Оба, по-видимому, сибиряки, крайне медлительные и крайне молчаливые, что Родионцева очень устраивает. Вероятно, приехали в столицу по делам. Вот и ладно. Пусть сидят и молчат – будет тихо и замечательно. Но сам же и первый молчания он не выдерживает:
– Я человек вам не знакомый, тем легче мне вам сказать… Меня обидели. Да, начальство. Заметьте, я и сам человек не маленький. Очень даже…
Родионцев понимает вдруг, что уже и с первого хмеля заврался; две стопки пошли, в сущности, натощак. Но одновременно он понимает, что ему, пожалуй, легче будет высказать наболевшее с точки зрения, допустим, известного ученого (пусть слишком засекреченного и конфликтующего с начальством), чем с точки зрения мелкоты, даже и не мелкоты, а ловчилы и полулакея, каким он может показаться, и не без оснований, этим пожившим людям. Тут же Родионцев ловит себя на совсем уж простой мысли, что он им выговорится, наболтает, пусть и заврется (надо же душе мягкого), но уж после, когда они уйдут, он обдумает сам с собой в открытую и до конца; тогда и хмель его будет настоящим, и слезы нужными, и правда – горькой.

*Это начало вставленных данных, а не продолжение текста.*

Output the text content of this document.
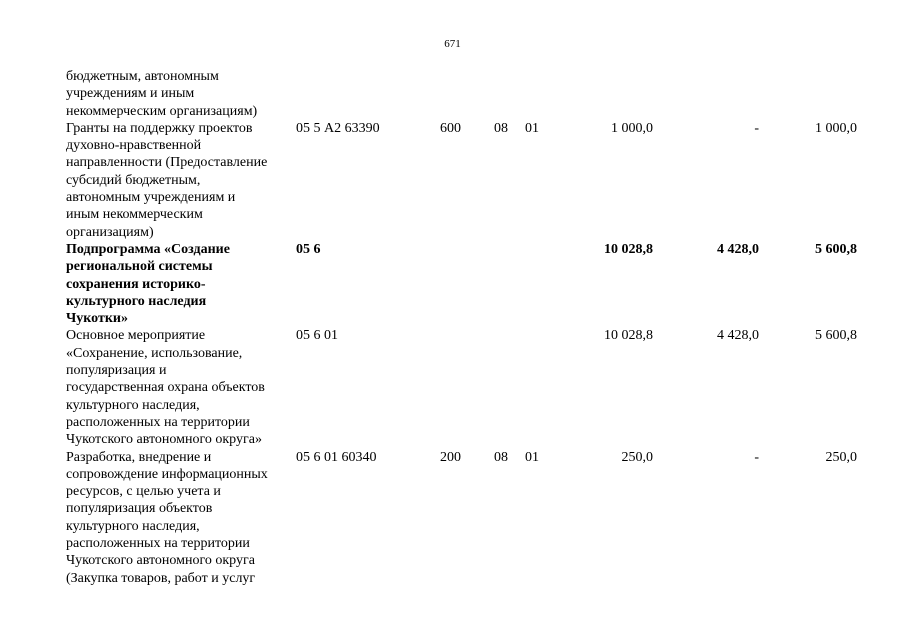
671
бюджетным, автономным
учреждениям и иным
некоммерческим организациям)
Гранты на поддержку проектов
духовно-нравственной
направленности (Предоставление
субсидий бюджетным,
автономным учреждениям и
иным некоммерческим
организациям)
05 5 А2 63390	600 08 01	1 000,0	-	1 000,0
Подпрограмма «Создание
региональной системы
сохранения историко-
культурного наследия
Чукотки»
05 6	10 028,8	4 428,0	5 600,8
Основное мероприятие
«Сохранение, использование,
популяризация и
государственная охрана объектов
культурного наследия,
расположенных на территории
Чукотского автономного округа»
05 6 01	10 028,8	4 428,0	5 600,8
Разработка, внедрение и
сопровождение информационных
ресурсов, с целью учета и
популяризация объектов
культурного наследия,
расположенных на территории
Чукотского автономного округа
(Закупка товаров, работ и услуг
05 6 01 60340	200 08 01	250,0	-	250,0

– Сегодня самый нехороший мой день, самый черный, – гонит он слово за словом. – Сегодня дела побоку: день обдумывания…
Ему нравится собственный голос, и к тому же его подстегивает (и поощряет) как бы прозрение – вот почему в кино нужны доктора наук, и ученые, и крупные хирурги, и вообще значительная номинальность в пьяненьком виде, – им, значительным, каяться вроде можно и пить можно, их вроде как что-то всерьез мучит, их, мол, и слушать станут. А нас? А мы не люди?.. Да вот ведь потому мы в ресторанах и привираем, чтоб нас слушали, и правильно делаем, человека надо слушать.
– …Счастливые исповедуются, а несчастливые вопят о том, что их надо спасать первыми, верно?.. Я жил, и жил, и жил, был нужен, делал свое дело отлично, а что в итоге? А в итоге провал, притом постыдный и оглушительный… Нет-нет! Меня, заметьте, не надо спасать: меня не убили и не обобрали, меня обидели – мне подставили зеркало, которое я вовсе не просил, и я увидел, что я ничто и ноль…
Он осекается, проговорившись, – как же это «ничто и ноль», если он только что хвастал значительностью калибра? Впрочем, пожилые рябые мужики поймут его слова как рисовку ученого: вот пусть так и поймут… Он выпивает, он еще и охотнее говорит, и вдруг, глаза подняв, видит: они его вовсе не слушают. Они как бы поставили на нем знак: пьянь, мол, и теперь только едят и пьют.
– Да вы хоть немного послушайте меня! – взвивается Родионцев.
На что один из них (рябинки на лице у него помельче и насыпаны гуще, чем у второго) молча выпил, крякнул и продолжил еду, а второй даже и лица не поднял: жует.